You shot yourself in the foot, by casting the malloc call. Without the
cast, the compiler MUST emit a diagnostic, if you don't include <stdlib.h>
because malloc is implicitly declared as returning int, but used in a
pointer context.

The first rule of computer programming: know what you're doing.
The second rule of computer programming: know how to use your tools.

Actually, these rules apply to any human activity...

Compile these two programs and note the difference:

int main()
{
char *p = malloc(10);
return 0;
}

and

int main()
{
char *p = (char *)malloc(10);
return 0;
}

They're both equally broken (due to the lack of declaration for malloc),
but only the first one requires a diagnostic from the compiler.

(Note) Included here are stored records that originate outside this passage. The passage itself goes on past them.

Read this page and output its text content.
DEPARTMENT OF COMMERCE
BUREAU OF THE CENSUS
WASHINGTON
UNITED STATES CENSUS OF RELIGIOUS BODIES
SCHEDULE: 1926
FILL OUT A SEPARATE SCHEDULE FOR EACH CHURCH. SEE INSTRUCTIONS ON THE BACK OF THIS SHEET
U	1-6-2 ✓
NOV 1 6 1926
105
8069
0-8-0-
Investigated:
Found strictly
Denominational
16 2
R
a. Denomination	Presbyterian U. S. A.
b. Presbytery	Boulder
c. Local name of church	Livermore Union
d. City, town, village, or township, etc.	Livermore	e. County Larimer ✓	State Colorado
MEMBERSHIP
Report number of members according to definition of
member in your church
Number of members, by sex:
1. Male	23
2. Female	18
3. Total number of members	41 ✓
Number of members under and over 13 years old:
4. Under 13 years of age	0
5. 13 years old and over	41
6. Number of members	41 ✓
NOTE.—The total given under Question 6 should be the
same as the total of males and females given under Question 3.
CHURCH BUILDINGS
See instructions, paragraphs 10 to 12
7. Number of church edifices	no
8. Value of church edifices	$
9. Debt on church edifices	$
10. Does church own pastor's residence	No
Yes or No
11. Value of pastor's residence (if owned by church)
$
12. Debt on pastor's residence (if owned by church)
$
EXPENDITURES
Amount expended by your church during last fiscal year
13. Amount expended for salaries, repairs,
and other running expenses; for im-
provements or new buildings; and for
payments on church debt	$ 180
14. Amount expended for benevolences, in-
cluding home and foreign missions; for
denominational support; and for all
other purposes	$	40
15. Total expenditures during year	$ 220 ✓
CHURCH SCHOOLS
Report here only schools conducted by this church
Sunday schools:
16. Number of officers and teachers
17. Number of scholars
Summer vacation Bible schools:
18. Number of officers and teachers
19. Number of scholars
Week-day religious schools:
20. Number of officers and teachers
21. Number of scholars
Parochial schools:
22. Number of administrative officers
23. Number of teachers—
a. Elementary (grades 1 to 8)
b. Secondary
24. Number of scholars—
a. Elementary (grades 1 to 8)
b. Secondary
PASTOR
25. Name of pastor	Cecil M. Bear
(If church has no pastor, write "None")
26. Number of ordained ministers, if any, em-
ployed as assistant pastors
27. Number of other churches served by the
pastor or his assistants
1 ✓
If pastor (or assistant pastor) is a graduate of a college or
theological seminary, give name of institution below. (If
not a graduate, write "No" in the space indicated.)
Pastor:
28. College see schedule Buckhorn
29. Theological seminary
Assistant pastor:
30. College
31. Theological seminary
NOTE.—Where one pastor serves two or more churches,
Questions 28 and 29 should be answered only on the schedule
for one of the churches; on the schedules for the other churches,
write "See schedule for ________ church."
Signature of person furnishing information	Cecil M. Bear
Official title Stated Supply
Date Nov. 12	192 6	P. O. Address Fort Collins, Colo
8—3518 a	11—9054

The next exercise is to find out how to use your compiler so that even
the second program generates a diagnostic, because you're using a function
without declaring it. C89 allows this, but it is such an atrocious idea
that practically all compilers can warn about it, if you raise their
warning level high enough. You really don't want to use undeclared
functions in your programs and, if you have to declare them yourself,
make sure you use prototype declarations.

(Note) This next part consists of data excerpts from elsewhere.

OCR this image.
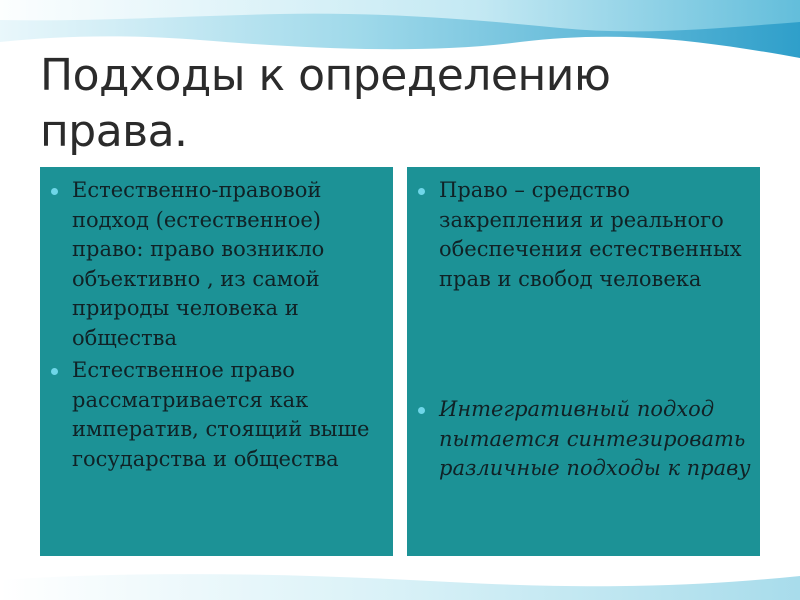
Подходы к определению права.
Естественно-правовой подход (естественное) право: право возникло объективно , из самой природы человека и общества
Естественное право рассматривается как императив, стоящий выше государства и общества
Право – средство закрепления и реального обеспечения естественных прав и свобод человека
Интегративный подход пытается синтезировать различные подходы к праву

If the compiler can find your bugs, it is downright idiotic not to let it
do it for you.

Dan

 

[Default User]

Do you have magic powers? How do you know I forgot all that stuff? I only
gave a piece of the code, not the complete thing. Anyway, everybody thanks
for helping!

Please quote a relevant portion of the post you are replying to.




Brian Rodenborn

 

[Mark McIntyre]

Wait! I talk too fast. It does work now, after including #include <stdlib.h>
as well. Are their more versions of malloc or something? The compiler didn't
say anything.

Rick, sorry about this, but I'm going to store your post for
perpetuity, as it a classic example of someone actually getting bitten
by the reason for NOT casting malloc.

 

[Mark McIntyre]

Wait! I talk too fast. It does work now, after including #include <stdlib.h>
as well. Are their more versions of malloc or something?

There's only one version ,declared in stdlib.h.

The compiler didn't say anything.

Its not required to. Your cast silenced the only warning it could have
made, "implicit conversion from int to pointer". In the absence of a
proper prototype for a function, the compiler assumes that it returns
an int. DONT cast malloc in C code, for this very reason.